The need for abortions in later stages of pregnancy is particularly an issue for women who are young and poor, many of them black and Hispanic, because they have virtually no access to health care, contraceptives or even sex education. What’s actually painful and difficult in racist, capitalist America is being a single mother, desperately seeking nonexistent day care or an affordable medical clinic or an apartment to live in. Or how about the anguish of a frightened teenager seeking a pharmacy that will sell her Plan B contraceptives? Or the difficulty of getting hold of a car and driving hundreds of miles to the only abortion clinic in Mississippi and sleeping overnight in the parking lot to fulfill the state-mandated waiting period—and then waking up to a gauntlet of protesters with five-foot posters of fetuses? Today 87 percent of U.S. counties have no abortion provider.

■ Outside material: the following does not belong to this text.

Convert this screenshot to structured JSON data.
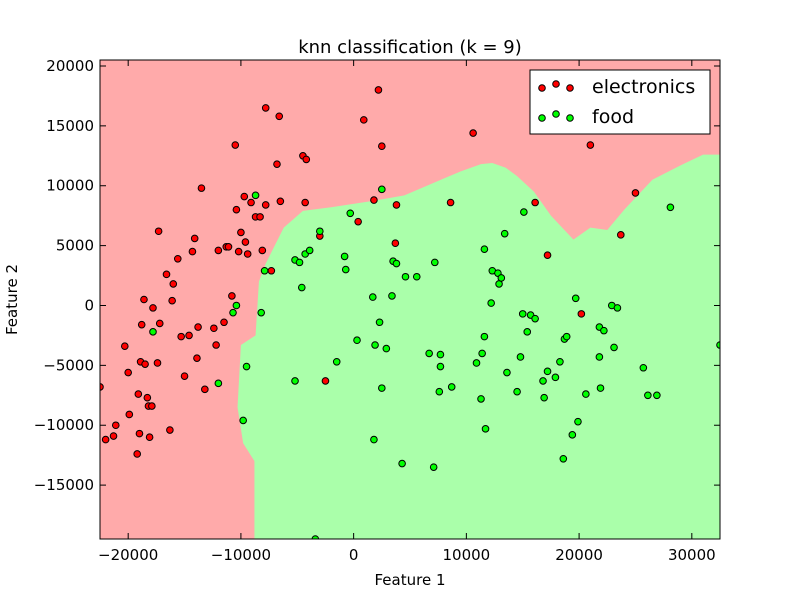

The legal right to abortion was won as a result of the massive social struggles of the 1960s and 1970s, centrally the struggles for black rights and against the Vietnam War. But as the attacks on abortion rights show, reforms are always reversible when power is in the hands of the racist capitalist exploiters. It is only with the destruction of capitalism that humanity will be freed from state repression and religious bigotry interfering in the private affairs of people’s lives. The liberation of women requires a socialist revolution that will uproot the private property system and bring women fully into social and political life.